= Bloody Monday (Danville) =

Series of arrests and attacks during a 1963 civil rights demonstration

Bloody Monday is a name used to describe a series of arrests and attacks that took place during a civil rights protest held on June 10, 1963, in Danville, Virginia. It was held to protest segregation laws and racial inequality and was one of several protests held during the month of June. It attracted veteran protesters from out of town, such as Ivanhoe Donaldson, Avon Rollins, Robert Zellner and Dorthy Miller (Zellner) of the Student Nonviolent Coordinating Committee. The events received widespread criticism from national media, especially for the subsequent trials overseen by Judge Archibald M. Aiken.

During the day thirty-eight protesters were arrested and jailed for their participation in the protests. In response fifty protesters gathered at the city jail to hold a prayer vigil that evening. Participants at the vigil were attacked by the town's police and deputized citizens using billy clubs and water hoses. Sixty-five people were taken to the town's African-American hospital as a result of the events of that day. Forty-seven of the victims were people attending the prayer vigil. Martin Luther King Jr. visited Danville to support the demonstrators on July 11, 1963, but chose not to hold a march.
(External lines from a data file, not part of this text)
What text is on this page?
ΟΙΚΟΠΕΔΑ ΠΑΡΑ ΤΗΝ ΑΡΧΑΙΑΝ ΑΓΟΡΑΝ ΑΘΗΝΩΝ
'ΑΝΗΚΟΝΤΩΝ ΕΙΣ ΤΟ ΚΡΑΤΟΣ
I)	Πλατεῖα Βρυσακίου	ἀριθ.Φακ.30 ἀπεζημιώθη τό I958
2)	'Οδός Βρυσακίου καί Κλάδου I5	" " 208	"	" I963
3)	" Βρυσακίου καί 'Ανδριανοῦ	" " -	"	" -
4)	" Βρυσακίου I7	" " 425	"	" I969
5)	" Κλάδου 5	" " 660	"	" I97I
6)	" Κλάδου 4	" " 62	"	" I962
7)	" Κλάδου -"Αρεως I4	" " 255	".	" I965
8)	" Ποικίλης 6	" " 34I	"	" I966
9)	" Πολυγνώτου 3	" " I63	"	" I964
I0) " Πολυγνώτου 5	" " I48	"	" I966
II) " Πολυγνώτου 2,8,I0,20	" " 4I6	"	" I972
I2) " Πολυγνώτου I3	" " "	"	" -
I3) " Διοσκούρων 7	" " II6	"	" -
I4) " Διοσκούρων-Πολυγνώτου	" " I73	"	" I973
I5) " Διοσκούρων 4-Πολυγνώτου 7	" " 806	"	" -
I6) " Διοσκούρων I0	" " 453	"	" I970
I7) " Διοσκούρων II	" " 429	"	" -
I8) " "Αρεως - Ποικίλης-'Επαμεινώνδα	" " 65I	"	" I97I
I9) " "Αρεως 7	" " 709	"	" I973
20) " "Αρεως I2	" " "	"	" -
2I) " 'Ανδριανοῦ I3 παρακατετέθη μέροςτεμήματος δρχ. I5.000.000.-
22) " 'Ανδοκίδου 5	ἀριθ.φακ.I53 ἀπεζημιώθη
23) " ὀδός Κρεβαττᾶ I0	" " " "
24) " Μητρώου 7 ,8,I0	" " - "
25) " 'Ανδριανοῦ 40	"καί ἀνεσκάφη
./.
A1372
Judge Aiken began trying the arrested protesters on June 17. His handling of the cases of those arrested has received criticism from several people and organizations such as the United States Department of Justice. During the trials Aiken refused to give out bills of particulars or grant continuances or bail, and announced guilty verdicts from a pre-typed script after a five-minute proceeding for each defendant.

Judge Aiken's refusal to stay the sentences and allow appeal forced the civil rights movement into a difficult legal path. This and the prohibition on demonstrating weakened their unity while unifying the white power structure around a legal strategy to suppress dissent. With the petering down of demonstrations the "Danville method" became a model for white resistance to desegregation.